I leave him a note. I ask to meet on Wednesday after he has finished viewing. He leaves me a note saying that he won’t be finished on Wednesday until ten, how about Tuesday? I say that Tuesday is my studio preparation. What about Thursday? He says he is editing late on Thursday how about Saturday? I say I am on the ferry to Brittany on Saturday and even if I wasn’t, Saturday was the weekend. What’s wrong with Thursday?

‘What’s wrong with Tuesday?’

So by the time we meet it is too late, which is just the way I wanted it. I don’t want to sit there and sympathise with Marcus for shafting me. I don’t want to advise him that shafting me is his best possible, his only option. Besides, by Thursday I might have my nipple back.

No such luck. We go to a local pub. We could have met in town, but that might have looked suspicious. Marcus goes up to the bar and buys a drink. Blood money.

I sit and watch him at the bar. He puts one foot on the brass rail and catches the barman’s eye. Then he catches his own eye in the mirror behind the glasses and the optics. What a good catch he is, with his casual shirt and his job in the media. He puts my drink on the table in a courteous way. If I brought him home to my mother, she might even cry.

The show is not going to be axed. It is going to be doubled.

‘Game show one night, date show the next,’ says Marcus.

‘Same set?’

‘New set. Two new sets.’

‘There’s posh. And after that, twice as much for their money.’ When I get angry, my breast starts to itch. It feels like someone trying to get out from under a sheet a mile wide.

‘One and a half,’ he says.

‘Like fuck. We’ll be going live in half the time,’ I say, ‘because I’m a fucking eejit.’ Marcus looks at me out of his green eye, then out of his brown.

‘We have to stick together on this one,’ he says.

‘Why?’

I have a vision of Marcus in charge, trying to make it all real. I can see him in the kitchen at a party, backing a researcher into the counter, while he tells her how traumatic it is to go bald at twenty-four. I see him writing memos he never sends because he can’t make up his mind if it is better to keep your head down or make a noise. I can see him putting it on the balance sheet of his life with a little gold star. I do not want to be around.

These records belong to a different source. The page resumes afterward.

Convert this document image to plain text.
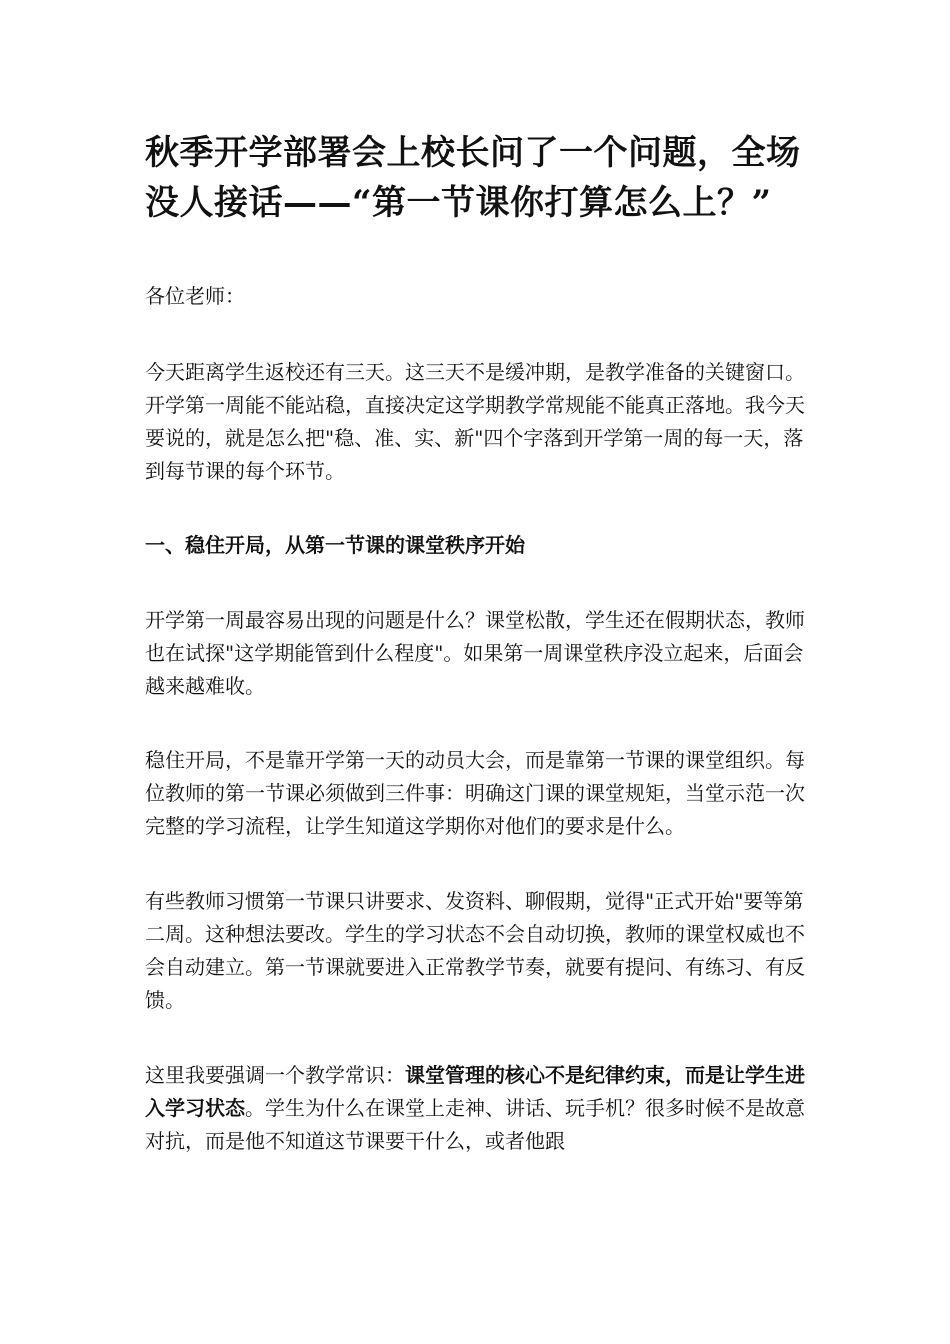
秋季开学部署会上校长问了一个问题，全场没人接话——“第一节课你打算怎么上？”

各位老师：

今天距离学生返校还有三天。这三天不是缓冲期，是教学准备的关键窗口。开学第一周能不能站稳，直接决定这学期教学常规能不能真正落地。我今天要说的，就是怎么把"稳、准、实、新"四个字落到开学第一周的每一天，落到每节课的每个环节。

一、稳住开局，从第一节课的课堂秩序开始

开学第一周最容易出现的问题是什么？课堂松散，学生还在假期状态，教师也在试探"这学期能管到什么程度"。如果第一周课堂秩序没立起来，后面会越来越难收。

稳住开局，不是靠开学第一天的动员大会，而是靠第一节课的课堂组织。每位教师的第一节课必须做到三件事：明确这门课的课堂规矩，当堂示范一次完整的学习流程，让学生知道这学期你对他们的要求是什么。

有些教师习惯第一节课只讲要求、发资料、聊假期，觉得"正式开始"要等第二周。这种想法要改。学生的学习状态不会自动切换，教师的课堂权威也不会自动建立。第一节课就要进入正常教学节奏，就要有提问、有练习、有反馈。

这里我要强调一个教学常识：课堂管理的核心不是纪律约束，而是让学生进入学习状态。学生为什么在课堂上走神、讲话、玩手机？很多时候不是故意对抗，而是他不知道这节课要干什么，或者他跟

‘What are you telling me for?’ I say. ‘I’m being hung out to dry.’

‘You want it just as much as I do,’ he said.

‘What is there that I should want? It’ll kill us.’

‘Don’t tell me you don’t want it.’

‘I have two days off a fortnight. I don’t want it.’

‘You want it all right.’

‘You don’t know what I want.’ We could go on all night.

Because neither of us really believe and so we can’t let go. There is no end to the fighting when you are trying to believe in something. All we know is that none of it makes sense, so you might as well win. Besides, it hurts.

‘One show each.’

‘No,’ I say. And the night deteriorates as we both knew it would.